Yes. And the last question that I had is, how did you treat discontinuations zero across all arms, please? How did you treat the data on some-
Yeah, so. Yeah, thanks so much, Elemer So, the discontinuations in the primary analysis, in our model, with a mixed imputation approach, certainly as we progress, have to provide some additional details there. In the secondary analyses, there were typically it presented another slide. The least squares mean was reported. That was an ANCOVA model, with baseline as a covariate. Depending on the endpoint, where in many instances we're reporting the actual observed values. And we'll, as we progress, we'll also be doing sensitivity analyses of different approaches for data imputation. But, given that the high degree of completion through week four, there's the expectation that any sort of sensitivity analyses would have very little, if any, impact on the ultimate outcomes we're observing here.

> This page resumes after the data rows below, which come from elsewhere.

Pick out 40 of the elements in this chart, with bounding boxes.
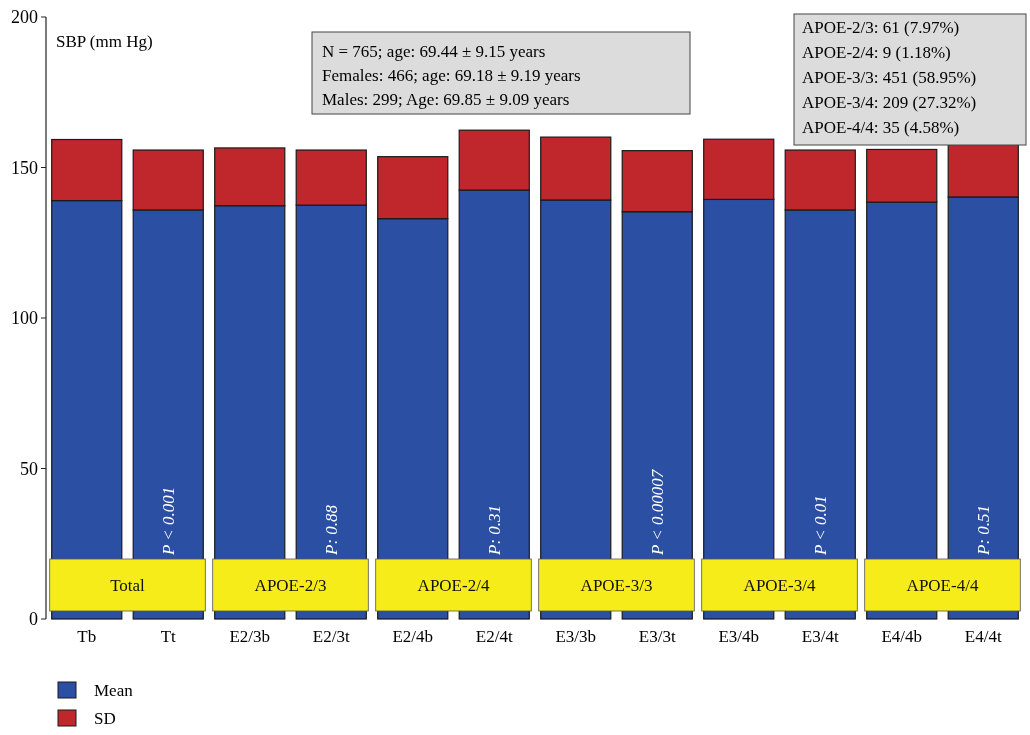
annotation: P: 0.88 [322, 504, 342, 556]
x-tick-label: Tb [77, 627, 97, 646]
x-tick-label: E2/4b [392, 627, 434, 646]
annotation: Males: 299; Age: 69.85 ± 9.09 years [322, 90, 570, 109]
x-tick-label: E4/4t [964, 627, 1002, 646]
annotation: P < 0.01 [811, 495, 831, 556]
annotation: P < 0.00007 [648, 468, 668, 556]
x-tick-label: Tt [160, 627, 177, 646]
annotation: P: 0.51 [974, 504, 994, 556]
annotation: P: 0.31 [485, 504, 505, 556]
annotation: Total [110, 575, 146, 595]
y-tick-label: 150 [11, 157, 38, 178]
annotation: APOE-3/4 [743, 575, 816, 595]
x-tick-label: E2/4t [475, 627, 513, 646]
annotation: APOE-2/4: 9 (1.18%) [802, 43, 951, 62]
x-tick-label: E2/3b [229, 627, 271, 646]
y-tick-label: 0 [29, 609, 38, 630]
annotation: N = 765; age: 69.44 ± 9.15 years [322, 42, 546, 61]
y-axis-title: SBP (mm Hg) [56, 32, 153, 51]
x-tick-label: E3/4t [801, 627, 839, 646]
x-tick-label: E2/3t [312, 627, 350, 646]
x-tick-label: E3/3t [638, 627, 676, 646]
legend-label: Mean [94, 680, 134, 700]
annotation: APOE-4/4: 35 (4.58%) [802, 118, 960, 137]
annotation: Females: 466; age: 69.18 ± 9.19 years [322, 66, 581, 85]
legend-label: SD [94, 708, 116, 728]
x-tick-label: E4/4b [881, 627, 923, 646]
annotation: APOE-3/3: 451 (58.95%) [802, 68, 977, 87]
annotation: APOE-2/3: 61 (7.97%) [802, 18, 960, 37]
x-tick-label: E3/4b [718, 627, 760, 646]
annotation: P < 0.001 [159, 486, 179, 556]
x-tick-label: E3/3b [555, 627, 597, 646]
y-tick-label: 200 [11, 7, 38, 28]
annotation: APOE-3/4: 209 (27.32%) [802, 93, 977, 112]
annotation: APOE-2/4 [417, 575, 490, 595]
annotation: APOE-2/3 [254, 575, 327, 595]
y-tick-label: 50 [20, 458, 38, 479]
annotation: APOE-3/3 [580, 575, 653, 595]
annotation: APOE-4/4 [906, 575, 979, 595]
y-tick-label: 100 [11, 308, 38, 329]
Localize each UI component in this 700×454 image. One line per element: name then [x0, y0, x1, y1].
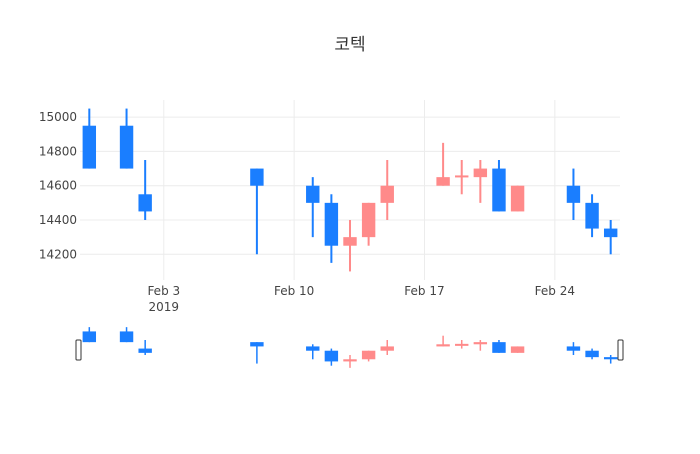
slider-candle-body	[566, 346, 581, 351]
candle-decreasing[interactable]	[306, 177, 320, 238]
slider-candle-body	[603, 357, 618, 360]
slider-candle-body	[492, 342, 506, 353]
candle-decreasing[interactable]	[324, 194, 339, 263]
slider-candle-body	[510, 346, 525, 353]
grid-layer	[80, 100, 620, 280]
slider-candle	[585, 348, 599, 360]
candle-decreasing[interactable]	[566, 168, 581, 220]
candle-decreasing[interactable]	[250, 168, 264, 255]
slider-candle	[250, 342, 264, 364]
axis-layer: 14200 14400 14600 14800 15000 Feb 3 2019 Feb 10…	[39, 110, 575, 314]
x-tick-year-label: 2019	[149, 300, 180, 314]
candle-body	[343, 237, 357, 246]
candle-body	[361, 202, 376, 238]
candle-body	[380, 185, 394, 203]
slider-candle	[603, 355, 618, 364]
slider-candle	[82, 327, 97, 343]
slider-candle-body	[306, 346, 320, 351]
candle-increasing[interactable]	[436, 142, 450, 186]
y-tick-label: 14400	[39, 213, 77, 227]
candle-body	[492, 168, 506, 212]
candle-body	[510, 185, 525, 212]
slider-candle	[343, 355, 357, 368]
slider-candle	[510, 346, 525, 353]
x-tick-label: Feb 10	[274, 284, 314, 298]
slider-candle	[361, 350, 376, 362]
slider-candle	[306, 344, 320, 360]
slider-candle-body	[324, 350, 339, 362]
candle-body	[585, 202, 599, 229]
candle-body	[250, 168, 264, 186]
slider-candle-body	[473, 342, 488, 345]
slider-candle-body	[343, 359, 357, 362]
slider-handle-right[interactable]	[617, 339, 624, 361]
candle-body	[119, 125, 134, 169]
slider-candle-body	[361, 350, 376, 360]
candle-increasing[interactable]	[473, 160, 488, 203]
slider-candle	[566, 342, 581, 355]
candle-decreasing[interactable]	[585, 194, 599, 238]
y-tick-label: 14600	[39, 179, 77, 193]
slider-candle	[119, 327, 134, 343]
chart-title: 코텍	[334, 35, 365, 55]
slider-handle-left[interactable]	[75, 339, 82, 361]
candle-body	[138, 194, 152, 212]
slider-candle-body	[250, 342, 264, 347]
y-tick-label: 15000	[39, 110, 77, 124]
y-tick-label: 14800	[39, 144, 77, 158]
slider-candle-body	[138, 348, 152, 353]
slider-candle	[138, 340, 152, 355]
candle-decreasing[interactable]	[138, 160, 152, 220]
candle-decreasing[interactable]	[82, 108, 97, 169]
candle-increasing[interactable]	[343, 220, 357, 272]
candle-body	[436, 177, 450, 186]
candle-body	[603, 228, 618, 238]
candle-increasing[interactable]	[455, 160, 469, 195]
slider-candle	[473, 340, 488, 351]
candle-increasing[interactable]	[361, 202, 376, 246]
candle-body	[82, 125, 97, 169]
slider-candle	[455, 340, 469, 349]
slider-candle	[436, 335, 450, 347]
candles-layer[interactable]	[82, 108, 618, 272]
slider-candle-body	[436, 344, 450, 347]
slider-candle-body	[455, 343, 469, 346]
slider-candle-body	[585, 350, 599, 358]
slider-candle	[324, 348, 339, 366]
candle-body	[324, 202, 339, 246]
candle-body	[306, 185, 320, 203]
slider-candle-body	[380, 346, 394, 351]
candle-increasing[interactable]	[510, 185, 525, 212]
y-tick-label: 14200	[39, 247, 77, 261]
x-tick-label: Feb 17	[404, 284, 444, 298]
slider-candle-body	[119, 331, 134, 343]
slider-candle	[380, 340, 394, 355]
candle-decreasing[interactable]	[603, 220, 618, 255]
x-tick-label: Feb 3	[147, 284, 180, 298]
candle-body	[566, 185, 581, 203]
range-slider[interactable]	[75, 327, 624, 368]
candle-body	[455, 175, 469, 178]
candle-body	[473, 168, 488, 178]
candle-decreasing[interactable]	[119, 108, 134, 169]
candle-decreasing[interactable]	[492, 160, 506, 212]
slider-candle	[492, 340, 506, 353]
slider-candle-body	[82, 331, 97, 343]
x-tick-label: Feb 24	[535, 284, 575, 298]
candle-increasing[interactable]	[380, 160, 394, 220]
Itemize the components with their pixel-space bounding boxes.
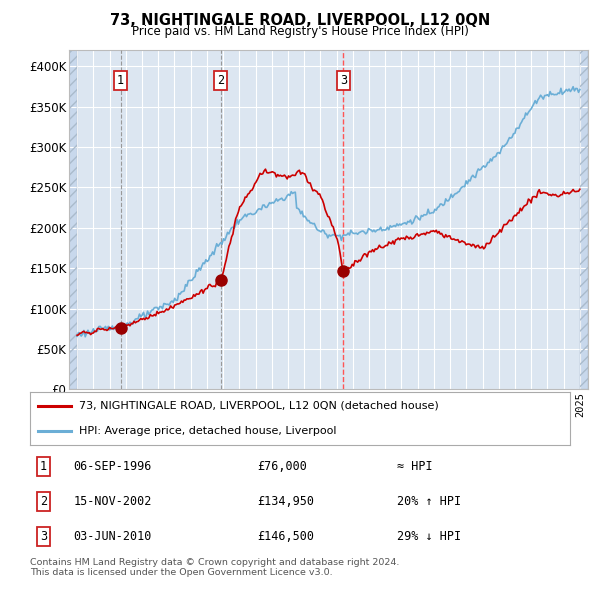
Bar bbox=[580, 50, 588, 389]
Text: 1: 1 bbox=[117, 74, 124, 87]
Text: 73, NIGHTINGALE ROAD, LIVERPOOL, L12 0QN (detached house): 73, NIGHTINGALE ROAD, LIVERPOOL, L12 0QN… bbox=[79, 401, 439, 411]
Text: 1: 1 bbox=[40, 460, 47, 473]
Text: 2: 2 bbox=[40, 495, 47, 508]
Text: £134,950: £134,950 bbox=[257, 495, 314, 508]
Text: HPI: Average price, detached house, Liverpool: HPI: Average price, detached house, Live… bbox=[79, 426, 336, 436]
Text: Contains HM Land Registry data © Crown copyright and database right 2024.
This d: Contains HM Land Registry data © Crown c… bbox=[30, 558, 400, 577]
Bar bbox=[580, 50, 588, 389]
Text: 03-JUN-2010: 03-JUN-2010 bbox=[73, 530, 152, 543]
Text: 20% ↑ HPI: 20% ↑ HPI bbox=[397, 495, 461, 508]
Text: 3: 3 bbox=[40, 530, 47, 543]
Text: Price paid vs. HM Land Registry's House Price Index (HPI): Price paid vs. HM Land Registry's House … bbox=[131, 25, 469, 38]
Text: 2: 2 bbox=[217, 74, 224, 87]
Text: 06-SEP-1996: 06-SEP-1996 bbox=[73, 460, 152, 473]
Bar bbox=[69, 50, 77, 389]
Text: 3: 3 bbox=[340, 74, 347, 87]
Text: £146,500: £146,500 bbox=[257, 530, 314, 543]
Text: ≈ HPI: ≈ HPI bbox=[397, 460, 433, 473]
Bar bbox=[69, 50, 77, 389]
Text: 29% ↓ HPI: 29% ↓ HPI bbox=[397, 530, 461, 543]
Text: 73, NIGHTINGALE ROAD, LIVERPOOL, L12 0QN: 73, NIGHTINGALE ROAD, LIVERPOOL, L12 0QN bbox=[110, 13, 490, 28]
Text: £76,000: £76,000 bbox=[257, 460, 307, 473]
Text: 15-NOV-2002: 15-NOV-2002 bbox=[73, 495, 152, 508]
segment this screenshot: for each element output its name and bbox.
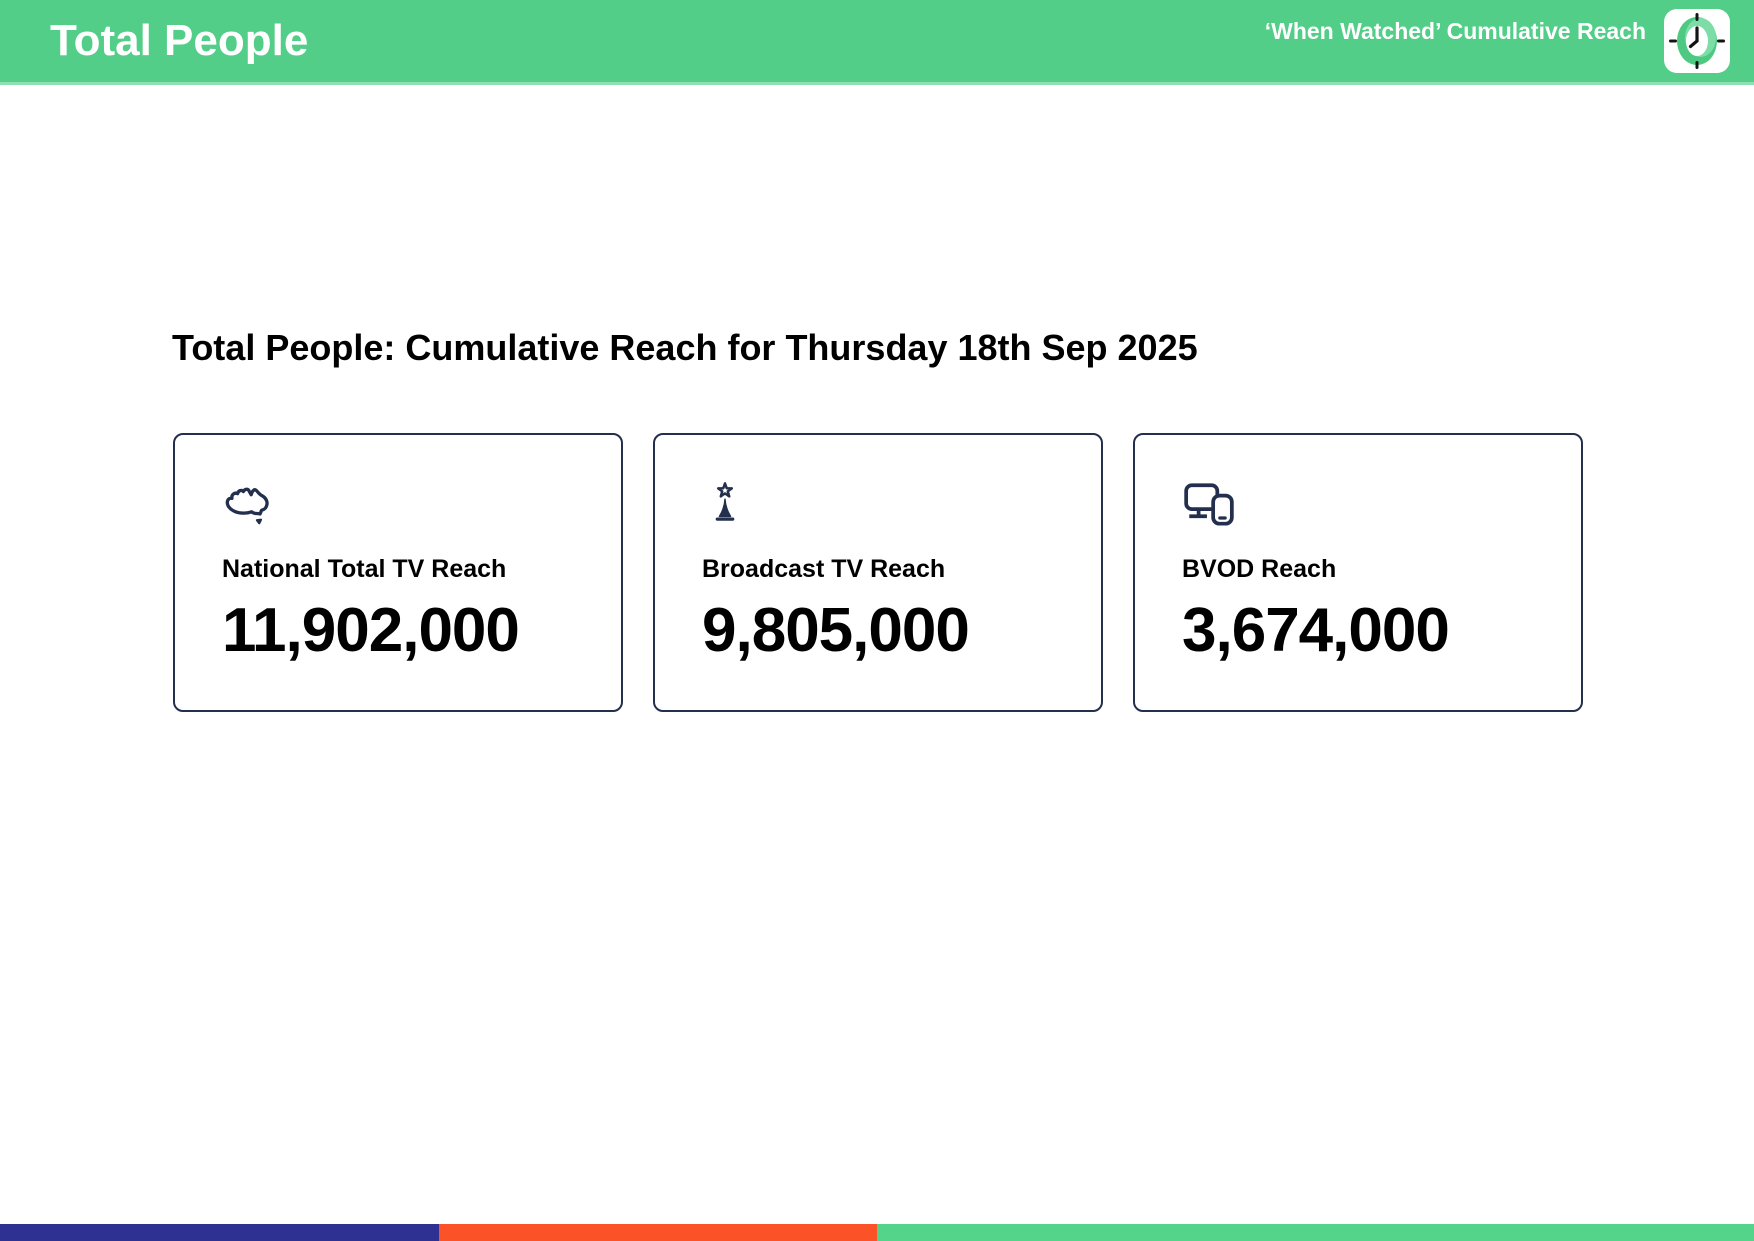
header-subtitle: ‘When Watched’ Cumulative Reach bbox=[1264, 17, 1646, 44]
brand-stripe bbox=[0, 1224, 1754, 1241]
kpi-card-national-total-tv-reach: National Total TV Reach 11,902,000 bbox=[173, 433, 623, 712]
kpi-value: 9,805,000 bbox=[702, 596, 970, 665]
kpi-label: BVOD Reach bbox=[1182, 555, 1337, 583]
kpi-label: Broadcast TV Reach bbox=[702, 555, 946, 583]
brand-stripe-orange bbox=[438, 1224, 877, 1241]
app-header: Total People ‘When Watched’ Cumulative R… bbox=[0, 0, 1754, 85]
brand-stripe-green bbox=[877, 1224, 1754, 1241]
australia-map-icon bbox=[222, 480, 597, 528]
when-watched-clock-logo-icon bbox=[1664, 9, 1730, 73]
header-right: ‘When Watched’ Cumulative Reach bbox=[1265, 9, 1730, 73]
kpi-card-bvod-reach: BVOD Reach 3,674,000 bbox=[1133, 433, 1583, 712]
kpi-card-broadcast-tv-reach: Broadcast TV Reach 9,805,000 bbox=[653, 433, 1103, 712]
kpi-value: 11,902,000 bbox=[222, 596, 520, 665]
brand-stripe-navy bbox=[0, 1224, 439, 1241]
broadcast-tower-icon bbox=[702, 480, 1077, 528]
app-title: Total People bbox=[50, 16, 309, 65]
devices-icon bbox=[1182, 480, 1557, 528]
kpi-card-row: National Total TV Reach 11,902,000 Broad… bbox=[173, 433, 1583, 712]
kpi-label: National Total TV Reach bbox=[222, 555, 507, 583]
page-title: Total People: Cumulative Reach for Thurs… bbox=[172, 327, 1198, 368]
kpi-value: 3,674,000 bbox=[1182, 596, 1450, 665]
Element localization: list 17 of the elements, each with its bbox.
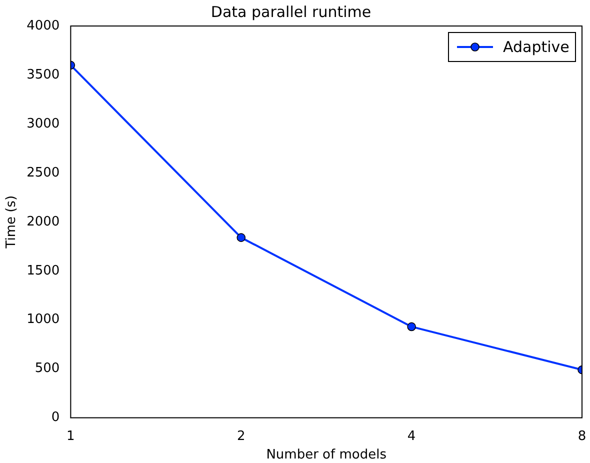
x-tick-label: 1 <box>66 428 75 444</box>
y-tick-label: 4000 <box>26 18 60 34</box>
y-tick-label: 3000 <box>26 116 60 132</box>
x-tick-label: 4 <box>407 428 416 444</box>
chart-title: Data parallel runtime <box>210 2 372 21</box>
y-tick-label: 3500 <box>26 67 60 82</box>
legend-label: Adaptive <box>503 38 570 56</box>
x-axis-title: Number of models <box>266 448 387 463</box>
y-tick-label: 500 <box>34 361 60 376</box>
y-tick-label: 2500 <box>26 165 60 180</box>
y-tick-label: 2000 <box>26 214 60 230</box>
y-axis-title: Time (s) <box>4 195 20 250</box>
x-tick-label: 8 <box>578 428 586 444</box>
y-tick-label: 0 <box>51 410 60 426</box>
y-tick-label: 1000 <box>26 312 60 328</box>
x-tick-label: 2 <box>236 428 246 444</box>
y-tick-label: 1500 <box>26 263 60 278</box>
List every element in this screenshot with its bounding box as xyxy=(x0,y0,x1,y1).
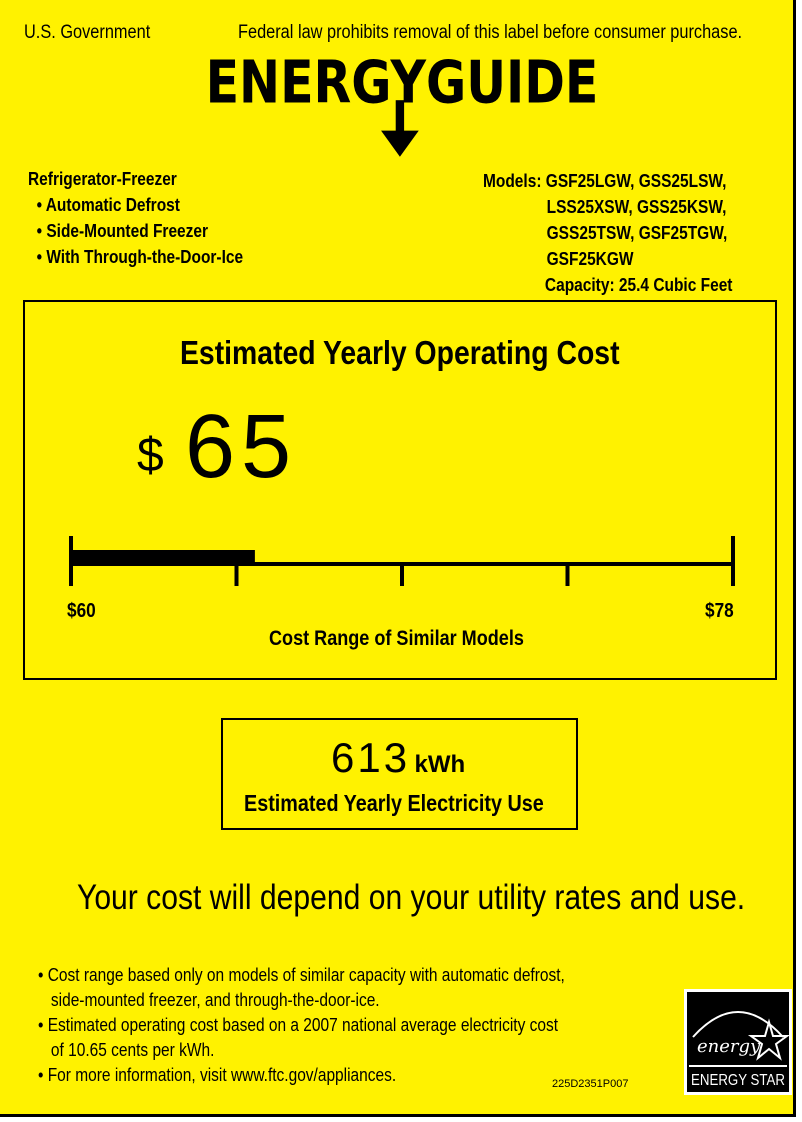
header-left: U.S. Government xyxy=(24,22,151,43)
kwh-value: 613 xyxy=(331,734,411,781)
range-label: Cost Range of Similar Models xyxy=(269,627,524,650)
cost-title: Estimated Yearly Operating Cost xyxy=(180,334,620,371)
models-info: Models: GSF25LGW, GSS25LSW, LSS25XSW, GS… xyxy=(483,168,773,298)
model-line: LSS25XSW, GSS25KSW, xyxy=(546,197,727,217)
header-right: Federal law prohibits removal of this la… xyxy=(238,22,743,43)
product-type: Refrigerator-Freezer xyxy=(28,169,177,189)
arrow-down-icon xyxy=(381,130,419,157)
footnote: of 10.65 cents per kWh. xyxy=(50,1040,215,1060)
footnote: Cost range based only on models of simil… xyxy=(47,965,565,985)
kwh-unit: kWh xyxy=(414,751,466,778)
cost-indicator-bar xyxy=(71,550,255,564)
feature: Side-Mounted Freezer xyxy=(46,221,209,241)
arrow-shaft xyxy=(395,100,405,143)
electricity-box: 613 kWh Estimated Yearly Electricity Use xyxy=(221,718,578,830)
cost-scale xyxy=(69,536,735,586)
currency-symbol: $ xyxy=(137,429,164,482)
footnotes: • Cost range based only on models of sim… xyxy=(38,965,565,1085)
notice: Your cost will depend on your utility ra… xyxy=(77,878,746,917)
cost-value: 65 xyxy=(185,397,298,497)
capacity: Capacity: 25.4 Cubic Feet xyxy=(544,275,733,295)
label-code: 225D2351P007 xyxy=(552,1078,629,1090)
range-max: $78 xyxy=(705,600,734,622)
product-info: Refrigerator-Freezer • Automatic Defrost… xyxy=(28,166,278,270)
range-min: $60 xyxy=(67,600,96,622)
feature: Automatic Defrost xyxy=(45,195,180,215)
models-label: Models: xyxy=(483,171,542,191)
footnote: side-mounted freezer, and through-the-do… xyxy=(50,990,380,1010)
footnote: For more information, visit www.ftc.gov/… xyxy=(47,1065,397,1085)
star-icon xyxy=(747,1018,791,1061)
cost-box: Estimated Yearly Operating Cost $ 65 $60… xyxy=(23,300,777,680)
energy-star-text: ENERGY STAR xyxy=(691,1072,785,1089)
model-line: GSF25KGW xyxy=(546,249,634,269)
model-line: GSS25TSW, GSF25TGW, xyxy=(546,223,728,243)
kwh-label: Estimated Yearly Electricity Use xyxy=(244,790,544,816)
feature: With Through-the-Door-Ice xyxy=(46,247,244,267)
footnote: Estimated operating cost based on a 2007… xyxy=(47,1015,559,1035)
energy-star-logo: energy ENERGY STAR xyxy=(684,989,792,1095)
model-line: GSF25LGW, GSS25LSW, xyxy=(545,171,727,191)
energy-script: energy xyxy=(697,1036,761,1057)
energyguide-logo: ENERGYGUIDE xyxy=(206,52,598,157)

Yes. Thank you very much for confirming that. Thanks again.
Thank you. At this time, there are no further questions in queue. I would like to turn the call back over to Mr. Rob Barrow for closing comments.
I'd like to thank everyone again for being here today and spending the time and all the great questions. We're incredibly excited about these results, and I look forward to sharing much more data as we progress in the first quarter, both from the longer-term observation of patients in the study, from our ODT formulation and certainly our regulatory and clinical progress as we move later into 2024. Thank you, everyone.
Thank you. This does conclude today's teleconference and webcast. You may disconnect your lines at this time, and thank you for your participation. Have a great day.